The thought is that by “sacrificing employment, sacrificing domestic monozukuri (production) – by deciding to ‘stop’ various things, an individual company can turn its results around” but that, he said, “bothered him” and “was not right”.

 

“Regardless of how big or how small they might be, there are many companies in Japan that have clenched their jaws and protected their human resources who had techniques and skills, no matter how tough times were, or, more importantly, because times were tough,” he said.

 

“I believe that now is exactly the time that we need a society that can support such companies. I humbly request that you support companies that have supported Japan and Japan’s economy through monozukuri.

 

“At last year’s financial results announcement, I was asked if Toyota faces any challenges, and I replied: ‘The fact that there is a sense within the company that Toyota is doing fine.’

 

“I think that ‘bringing back what it is that makes us Toyota’ is equal to spending time on the past.

 

“I want my generation to be the last to spend time on the past. I want the next generation to be able to spend time on the future.

 

“That’s exactly why I hope to plant seeds for the future.

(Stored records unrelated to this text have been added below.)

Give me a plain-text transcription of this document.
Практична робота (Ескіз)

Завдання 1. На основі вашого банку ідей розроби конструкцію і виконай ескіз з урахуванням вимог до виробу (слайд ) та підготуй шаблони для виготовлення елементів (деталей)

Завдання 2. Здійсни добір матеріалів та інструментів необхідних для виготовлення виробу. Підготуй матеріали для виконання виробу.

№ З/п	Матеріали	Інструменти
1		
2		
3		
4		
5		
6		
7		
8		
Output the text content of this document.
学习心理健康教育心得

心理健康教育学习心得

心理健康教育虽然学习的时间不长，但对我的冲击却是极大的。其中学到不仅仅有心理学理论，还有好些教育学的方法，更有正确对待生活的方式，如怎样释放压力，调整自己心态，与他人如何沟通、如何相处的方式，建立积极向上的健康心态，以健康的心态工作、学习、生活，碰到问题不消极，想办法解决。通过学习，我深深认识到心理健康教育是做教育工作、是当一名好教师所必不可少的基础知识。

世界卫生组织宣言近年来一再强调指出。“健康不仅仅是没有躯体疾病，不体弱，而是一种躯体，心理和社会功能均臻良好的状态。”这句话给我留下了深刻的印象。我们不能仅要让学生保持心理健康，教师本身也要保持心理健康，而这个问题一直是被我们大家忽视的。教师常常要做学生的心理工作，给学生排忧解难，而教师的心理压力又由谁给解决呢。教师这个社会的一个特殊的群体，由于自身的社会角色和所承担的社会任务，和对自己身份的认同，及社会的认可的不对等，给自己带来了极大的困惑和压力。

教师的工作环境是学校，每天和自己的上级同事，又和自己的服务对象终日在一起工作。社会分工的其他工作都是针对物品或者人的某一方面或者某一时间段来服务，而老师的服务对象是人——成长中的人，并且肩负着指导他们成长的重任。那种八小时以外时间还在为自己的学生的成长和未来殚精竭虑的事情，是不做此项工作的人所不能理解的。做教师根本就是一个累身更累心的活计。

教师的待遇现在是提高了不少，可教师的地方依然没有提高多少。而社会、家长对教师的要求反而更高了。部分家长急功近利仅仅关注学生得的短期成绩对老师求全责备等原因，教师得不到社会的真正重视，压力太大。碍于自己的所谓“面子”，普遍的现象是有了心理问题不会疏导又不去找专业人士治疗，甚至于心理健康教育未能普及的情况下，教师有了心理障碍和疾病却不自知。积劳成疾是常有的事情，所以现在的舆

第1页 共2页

This is what I consider to be the ideal way to pass the baton to the next generation.”

 

TMC’s revenue of $A434 billion for the 2020 financial year came from 8.95 million vehicle sales, down only 0.2 per cent on 2019.

 

The company’s net income rose to $A30.1 billion from $A27.32b previously but operating income fell to $A35.7b as currency fluctuations hit the company hard. In exchange rates alone, TMC was stung $A4.4b to take the bulk of its $5.5b income slump.

 

TMC’s operating officer Kenta Kon said in a statement that the drop was attributed to an erratic currency rate and the effects of the COVID-19 virus in March. 

 

Around its global sales areas, TMC recorded a 0.6 per cent growth in vehicle sales in Japan to 2.2 million units; North American sales of 2.7 million units, down 1.2 per cent; European sales of 1.03 million vehicles, up 3.3 per cent; Asian sales of 1.6 million, down 5.0 per cent; and ‘other regions’ including Central/South America, Oceania, Africa and the Middle East where vehicle sales totalled 1.37 million, up 3.3 per cent.

 

In Australia, Toyota sold 206,219 units in the Japanese April-March financial year, down 7995 units or 3.9 per cent on the previous corresponding period.